Outro buraco desta narrativa é o que se encontra quando se recorda que foi a autarquia que se substituiu ao Estado nas obras do Convento de Jesus, assumindo a parte que competia ao poder central nestas obras para que o monumento não se degradasse mais e tivesse, de facto, uma utilização condizente com o seu importante estatuto e história. Isto para não falar dos edifícios onde estão instaladas a Casa da Baía, a Casa da Cultura e da recente aquisição da Casa das Quatro Cabeças, esta também em processo de recuperação. Serão estes outros casos de falta de estratégia?

Olhemos então para o maior buraco da narrativa do militante do PSD. Defende Costa Ferreira que foi por ação do Governo que foi cedido o Forte da Albarquel e que os setubalenses “não compreenderiam que a Câmara Municipal de Setúbal não interagisse pela positiva, gerindo a situação e servindo os seus interesses”, ou seja, não seria compreensível que a autarquia não aceitasse tão generosa oferta do Governo PSD. Não se trata aqui de uma questão de saber o que apareceu primeiro − se o ovo, se a galinha − porém é importante que se esclareça o Eng. Costa Ferreira que os contactos entre a Câmara Municipal de Setúbal e o Ministério da Defesa Nacional, todos bem documentados e passíveis de serem comprovados pelas duas partes, remontam já a 2010, governava o PS.

Significa isto que a autarquia andou cinco anos, discretamente, em negociações com o Estado para a cedência do forte e para analisar outras situações de património militar existente no concelho. E finalmente conseguiu, em 2015, que fosse aprovada a cedência, a única possibilidade, já que o edifício se situa em domínio público marítimo, o que, perante a lei, impede a sua alienação.
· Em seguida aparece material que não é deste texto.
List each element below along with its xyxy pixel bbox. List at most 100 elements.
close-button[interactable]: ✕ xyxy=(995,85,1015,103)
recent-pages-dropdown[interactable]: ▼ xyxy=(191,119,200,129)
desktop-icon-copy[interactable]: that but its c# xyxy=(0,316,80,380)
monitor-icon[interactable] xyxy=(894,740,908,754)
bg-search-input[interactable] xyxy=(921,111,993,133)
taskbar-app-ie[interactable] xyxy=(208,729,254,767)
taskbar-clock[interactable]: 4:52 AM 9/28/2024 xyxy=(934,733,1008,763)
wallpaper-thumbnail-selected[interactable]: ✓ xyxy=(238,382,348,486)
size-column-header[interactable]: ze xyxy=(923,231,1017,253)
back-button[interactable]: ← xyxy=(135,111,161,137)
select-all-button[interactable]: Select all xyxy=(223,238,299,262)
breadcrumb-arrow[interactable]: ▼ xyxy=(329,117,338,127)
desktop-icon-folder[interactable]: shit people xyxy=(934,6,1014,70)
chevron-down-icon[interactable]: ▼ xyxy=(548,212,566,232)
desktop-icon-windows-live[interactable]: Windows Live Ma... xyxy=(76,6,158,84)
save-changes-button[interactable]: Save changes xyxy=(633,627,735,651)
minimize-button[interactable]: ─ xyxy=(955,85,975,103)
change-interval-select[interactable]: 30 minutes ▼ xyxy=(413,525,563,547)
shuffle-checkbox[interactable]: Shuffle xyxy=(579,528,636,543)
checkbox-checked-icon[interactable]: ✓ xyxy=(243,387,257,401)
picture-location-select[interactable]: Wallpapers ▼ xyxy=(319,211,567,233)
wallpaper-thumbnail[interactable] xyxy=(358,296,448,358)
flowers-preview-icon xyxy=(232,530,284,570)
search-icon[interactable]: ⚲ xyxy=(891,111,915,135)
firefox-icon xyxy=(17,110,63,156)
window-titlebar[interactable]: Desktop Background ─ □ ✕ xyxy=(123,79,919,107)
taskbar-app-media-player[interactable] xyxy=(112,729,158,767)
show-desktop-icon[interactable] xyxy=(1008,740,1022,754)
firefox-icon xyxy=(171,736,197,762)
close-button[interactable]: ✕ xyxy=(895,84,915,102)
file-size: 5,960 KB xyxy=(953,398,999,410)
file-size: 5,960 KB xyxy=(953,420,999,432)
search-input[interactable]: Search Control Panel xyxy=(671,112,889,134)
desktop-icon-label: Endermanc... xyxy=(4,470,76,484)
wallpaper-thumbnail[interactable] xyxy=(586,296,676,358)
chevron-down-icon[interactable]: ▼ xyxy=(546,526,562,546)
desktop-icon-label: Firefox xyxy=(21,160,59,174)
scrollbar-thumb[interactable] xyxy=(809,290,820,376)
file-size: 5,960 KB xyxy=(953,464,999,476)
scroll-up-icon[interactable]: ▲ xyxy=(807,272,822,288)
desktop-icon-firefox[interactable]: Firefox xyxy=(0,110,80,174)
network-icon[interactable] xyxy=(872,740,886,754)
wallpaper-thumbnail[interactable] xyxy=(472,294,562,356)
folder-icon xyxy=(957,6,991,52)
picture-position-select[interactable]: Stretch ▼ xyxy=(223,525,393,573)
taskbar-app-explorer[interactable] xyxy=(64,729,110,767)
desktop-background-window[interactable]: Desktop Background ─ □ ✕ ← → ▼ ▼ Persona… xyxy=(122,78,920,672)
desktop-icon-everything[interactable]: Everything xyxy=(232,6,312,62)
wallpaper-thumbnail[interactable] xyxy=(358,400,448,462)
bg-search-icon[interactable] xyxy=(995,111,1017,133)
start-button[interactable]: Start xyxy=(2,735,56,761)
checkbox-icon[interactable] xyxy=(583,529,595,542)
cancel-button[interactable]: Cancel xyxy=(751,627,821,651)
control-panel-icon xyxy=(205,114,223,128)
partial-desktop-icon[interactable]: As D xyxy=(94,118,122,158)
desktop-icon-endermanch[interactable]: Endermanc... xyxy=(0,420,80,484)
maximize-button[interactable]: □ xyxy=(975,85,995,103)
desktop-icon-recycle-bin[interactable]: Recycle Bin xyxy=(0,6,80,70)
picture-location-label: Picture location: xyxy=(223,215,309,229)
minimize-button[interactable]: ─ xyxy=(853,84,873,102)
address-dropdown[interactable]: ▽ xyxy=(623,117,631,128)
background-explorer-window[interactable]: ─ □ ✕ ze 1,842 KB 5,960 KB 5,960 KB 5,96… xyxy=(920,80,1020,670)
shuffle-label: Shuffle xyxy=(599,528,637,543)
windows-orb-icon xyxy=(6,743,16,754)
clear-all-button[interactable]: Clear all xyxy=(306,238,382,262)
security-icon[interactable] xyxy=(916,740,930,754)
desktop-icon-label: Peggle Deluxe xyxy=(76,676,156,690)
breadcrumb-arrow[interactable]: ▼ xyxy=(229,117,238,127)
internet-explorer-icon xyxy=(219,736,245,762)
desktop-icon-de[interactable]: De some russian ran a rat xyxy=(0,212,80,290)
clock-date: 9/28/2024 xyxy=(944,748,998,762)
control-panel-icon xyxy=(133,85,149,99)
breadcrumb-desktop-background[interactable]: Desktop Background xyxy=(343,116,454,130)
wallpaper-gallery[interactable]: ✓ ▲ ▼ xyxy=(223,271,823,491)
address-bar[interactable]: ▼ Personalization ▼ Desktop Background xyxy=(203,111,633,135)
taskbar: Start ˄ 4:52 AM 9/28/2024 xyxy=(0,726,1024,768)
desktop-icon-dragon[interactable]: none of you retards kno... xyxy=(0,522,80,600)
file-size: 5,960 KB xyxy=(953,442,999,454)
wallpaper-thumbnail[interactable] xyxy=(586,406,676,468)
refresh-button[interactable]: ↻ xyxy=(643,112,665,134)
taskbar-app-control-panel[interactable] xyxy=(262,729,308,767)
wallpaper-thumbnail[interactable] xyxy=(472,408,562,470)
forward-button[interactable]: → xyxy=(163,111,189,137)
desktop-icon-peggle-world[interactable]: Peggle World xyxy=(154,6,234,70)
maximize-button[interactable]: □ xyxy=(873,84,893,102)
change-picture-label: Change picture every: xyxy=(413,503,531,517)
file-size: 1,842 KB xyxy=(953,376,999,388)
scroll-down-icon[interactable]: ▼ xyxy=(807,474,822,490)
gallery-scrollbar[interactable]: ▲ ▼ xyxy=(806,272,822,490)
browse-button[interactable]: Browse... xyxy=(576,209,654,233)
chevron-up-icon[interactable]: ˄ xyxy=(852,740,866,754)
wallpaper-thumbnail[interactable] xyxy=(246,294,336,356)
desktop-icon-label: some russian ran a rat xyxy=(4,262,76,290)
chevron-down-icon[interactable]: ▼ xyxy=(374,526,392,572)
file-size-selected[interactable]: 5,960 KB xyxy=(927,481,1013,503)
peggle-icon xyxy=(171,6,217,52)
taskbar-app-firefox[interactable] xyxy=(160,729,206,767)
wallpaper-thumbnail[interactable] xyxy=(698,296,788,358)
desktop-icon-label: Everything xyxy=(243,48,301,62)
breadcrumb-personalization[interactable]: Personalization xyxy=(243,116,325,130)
Houve vontade, persistência e competência e, claro, estratégia. Só assim foi possível garantir este resultado final, que permitirá que, depois de recuperado o edifício, o espaço seja integralmente gerido pela autarquia para usufruto de todos.

Costa Ferreira, desinformado, vem agora dizer-nos que foi o atual Governo que desbloqueou a situação, e é verdade, mas omite que este era um processo que já vinha de outros governos, que não o seu e que é a gestão CDU no Município de Setúbal a principal responsável por uma estratégia de defesa e valorização do património que tem impedido a degradação e o abandono a que sucessivos governos tem vetado o património histórico no nosso concelho.

Na ânsia de recolher louros que não lhe pertencem, pôs-se em bicos de pés, mas acabou por cair nos seus próprios buracos. E isso é profundamente lamentável.